Teraz sprecyzowałeś mnie, tak, tak mówimy o tych samych Poznaniakach czyli o Renatce i Bertrandzie, oni ciągle gdzieś się włóczą po tych Bieszczadach, a to na zachodzie w Smolniku, a to na wschodzie w Dźwiniaczu. Nie ma spokoju.
Czy oni kiedyś wrócą do tego Poznania ?
Gwoli uzupełnienia dodam ,że w skład naszego patrolu trzyosobowego wchodziła jeszcze Asia Zmiennocieplna i Kolega_Ciepły_dwa _posty_na_forum.
Wchodzimy na Bukowe Berdo. Popołudniowe ciepło rozleniwia,ale mijając kolejne dziesiątki osób ozdobione lustrzankami patrzymy z rozrzewnieniem na "tą pustą polanę" na Grandysowej gdy dokładnie rok temu zalegaliśmy w błogostanie, na ostatnim RIMBie.
Ech , czas mija i mijał dosłownie, trzeba było wracać do pojazdu.
A ci ludzie obwieszeni aparatami to był ponoć jakiś plener, ale mnie nie zachwyciły kolory połonin, ot takie szaro-jesienne.
Gdy w ciemnościach wróciliśmy do samochodu już kolejne telefony kierowały nas w stronę Ustrzyk Górnych , gdzie podobno można podziwiać kunszt gitarowy wirtuoza Manio.
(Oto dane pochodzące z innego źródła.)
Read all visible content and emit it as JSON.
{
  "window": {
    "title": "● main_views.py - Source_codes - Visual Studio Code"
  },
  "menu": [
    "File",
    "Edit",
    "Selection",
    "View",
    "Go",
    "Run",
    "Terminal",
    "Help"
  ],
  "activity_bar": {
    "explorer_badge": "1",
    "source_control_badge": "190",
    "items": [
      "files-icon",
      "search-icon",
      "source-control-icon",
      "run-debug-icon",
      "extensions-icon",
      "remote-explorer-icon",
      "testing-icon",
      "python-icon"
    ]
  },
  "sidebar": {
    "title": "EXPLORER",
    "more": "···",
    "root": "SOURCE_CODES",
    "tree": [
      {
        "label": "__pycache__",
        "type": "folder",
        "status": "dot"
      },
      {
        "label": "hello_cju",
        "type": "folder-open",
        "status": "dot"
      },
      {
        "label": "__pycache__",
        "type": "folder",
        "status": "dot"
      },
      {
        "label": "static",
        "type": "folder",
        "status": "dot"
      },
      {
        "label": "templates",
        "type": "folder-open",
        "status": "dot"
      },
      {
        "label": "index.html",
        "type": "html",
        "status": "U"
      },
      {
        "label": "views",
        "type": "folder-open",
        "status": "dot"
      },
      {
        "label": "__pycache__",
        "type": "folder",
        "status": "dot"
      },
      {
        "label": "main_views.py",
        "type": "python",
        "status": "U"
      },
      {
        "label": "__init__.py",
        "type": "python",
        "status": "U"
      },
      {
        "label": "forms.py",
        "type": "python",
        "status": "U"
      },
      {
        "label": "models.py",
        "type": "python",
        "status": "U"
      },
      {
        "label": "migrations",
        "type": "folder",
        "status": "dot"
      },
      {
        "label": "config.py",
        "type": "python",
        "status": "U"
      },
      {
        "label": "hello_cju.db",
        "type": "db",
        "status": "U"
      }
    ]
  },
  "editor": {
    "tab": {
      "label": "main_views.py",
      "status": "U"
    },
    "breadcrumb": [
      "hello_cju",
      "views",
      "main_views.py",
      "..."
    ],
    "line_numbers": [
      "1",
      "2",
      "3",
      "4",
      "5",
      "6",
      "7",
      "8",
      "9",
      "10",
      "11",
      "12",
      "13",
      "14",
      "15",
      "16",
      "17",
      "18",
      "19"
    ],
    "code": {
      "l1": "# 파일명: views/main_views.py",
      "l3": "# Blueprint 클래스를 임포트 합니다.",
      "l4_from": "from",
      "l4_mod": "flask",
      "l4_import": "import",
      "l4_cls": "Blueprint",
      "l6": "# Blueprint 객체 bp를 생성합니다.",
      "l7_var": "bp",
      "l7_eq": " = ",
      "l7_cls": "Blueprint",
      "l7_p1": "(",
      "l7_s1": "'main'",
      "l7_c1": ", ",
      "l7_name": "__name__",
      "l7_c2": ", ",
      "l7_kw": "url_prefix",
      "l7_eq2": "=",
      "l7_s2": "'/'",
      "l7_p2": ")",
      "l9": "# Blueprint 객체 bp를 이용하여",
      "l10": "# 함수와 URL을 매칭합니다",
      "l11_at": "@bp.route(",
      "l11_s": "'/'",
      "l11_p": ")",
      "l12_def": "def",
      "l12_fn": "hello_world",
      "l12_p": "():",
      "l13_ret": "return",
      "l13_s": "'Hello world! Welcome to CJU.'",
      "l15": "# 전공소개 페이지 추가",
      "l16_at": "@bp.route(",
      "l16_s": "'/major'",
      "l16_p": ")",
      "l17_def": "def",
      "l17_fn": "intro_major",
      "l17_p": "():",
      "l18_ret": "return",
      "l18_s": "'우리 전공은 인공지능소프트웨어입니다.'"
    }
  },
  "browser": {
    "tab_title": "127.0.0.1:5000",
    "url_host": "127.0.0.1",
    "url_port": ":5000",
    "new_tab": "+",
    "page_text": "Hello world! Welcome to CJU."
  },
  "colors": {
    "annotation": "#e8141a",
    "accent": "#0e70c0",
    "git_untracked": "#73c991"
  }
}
Byłem głodny, więc z chęcią przystałem na tą propozycję.Po drodze , na najdziwniejszym punkcie widokowym w Bieszczadach zatrzymała nam machająca w ciemnościach postać. Z niedowierzaniem za trzymałem samochód i zobaczyłem młodą dziewczynę z błagalną prośbą.
- Pomóżcie mi odkręcić śrubę w kole ! Złapałam gumę i nie założę rezerwy, jeśli nie zdejmę przebitego koła - tłumaczyła w odpowiedzi na nasze zdziwienie
- A nie boisz się sama tak po ciemku jeździć po tych dzikich Bieszczadach ?
- Jeśli bym się bała to bym z domu nie wyszła - padła rezolutna odpowiedź
Sprostaliśmy zadaniu i spokojnie ruszyliśmy w stronę Zajazdu pod Caryńską.
A tu upsss/
Cała sala zatłoczona pod korek. Przed drzwiami spotykamy (znów) Poznan iaków, z tłumu wychodzi Miejscowy w towarzystwie Ivana , a po chwili zjawia się z ciemności sir Bazyl .
Nie ma tylko Mania.
Gdzie jest Manio ? - pada hasło
Jedźmy go poszukać -pada propozycja jak rozkaz i jeden samochód za drugim z gwizdem odjeżdża w ciemność.